Now, we will fit a multivariate linear regression for mpg on am with the additional predictors of wt and hp. We will analyze the variance with ANOVA to determine the differences.
mult <- lm(mpg~am + wt + hp, data = mt);
anova(fit, mult)
## Analysis of Variance Table
##
## Model 1: mpg ~ am
## Model 2: mpg ~ am + wt + hp
## Res.Df RSS Df Sum of Sq F Pr(>F)
## 1 30 720.90
## 2 28 180.29 2 540.61 41.979 3.745e-09 ***
## ---
## Signif. codes: 0 '***' 0.001 '**' 0.01 '*' 0.05 '.' 0.1 ' ' 1
We will use 0.05 as the type I error rate significance benchmark. The second model has a very small p-value of 3.745e-09, so we can reject the null hypothesis and note the difference between the intial and the multivariate model.

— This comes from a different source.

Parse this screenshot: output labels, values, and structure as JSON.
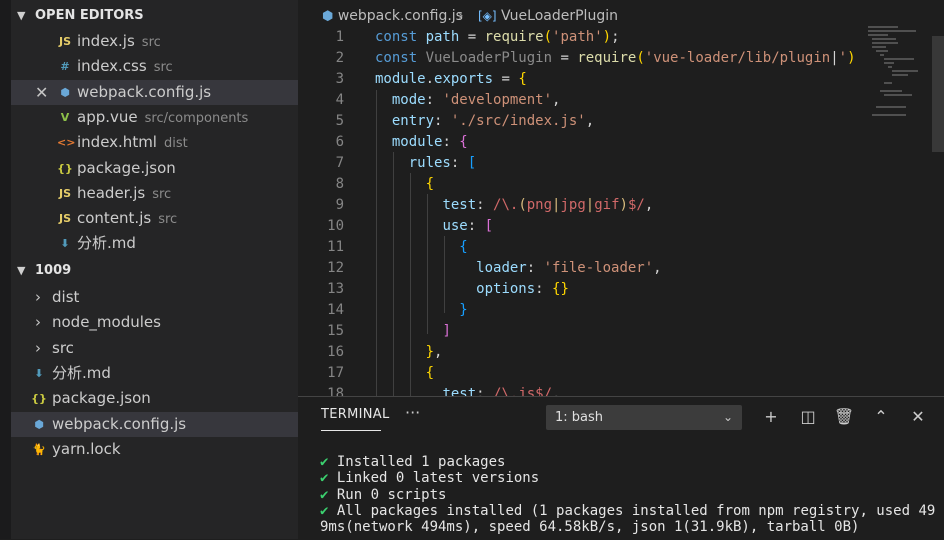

As part of this work, I have to check if the residuals are nice for this analysis.The results were ploted in figure 3.
summary(mult)
##
## Call:
## lm(formula = mpg ~ am + wt + hp, data = mt)
##
## Residuals:
## Min 1Q Median 3Q Max
## -3.4221 -1.7924 -0.3788 1.2249 5.5317
##
## Coefficients:
## Estimate Std. Error t value Pr(>|t|)
## (Intercept) 34.002875 2.642659 12.867 2.82e-13 ***
## amManual 2.083710 1.376420 1.514 0.141268
## wt -2.878575 0.904971 -3.181 0.003574 **
## hp -0.037479 0.009605 -3.902 0.000546 ***
## ---
## Signif. codes: 0 '***' 0.001 '**' 0.01 '*' 0.05 '.' 0.1 ' ' 1
##
## Residual standard error: 2.538 on 28 degrees of freedom
## Multiple R-squared: 0.8399, Adjusted R-squared: 0.8227
## F-statistic: 48.96 on 3 and 28 DF, p-value: 2.908e-11
The second model explains 84% (rounded) of the variance as indicated by R-squared. We see that wt and hp do confound the relationship between am and mpg. The coefficient for am shows that the manual transmission cars have 2.084 (rounded) more mpg than the automatic.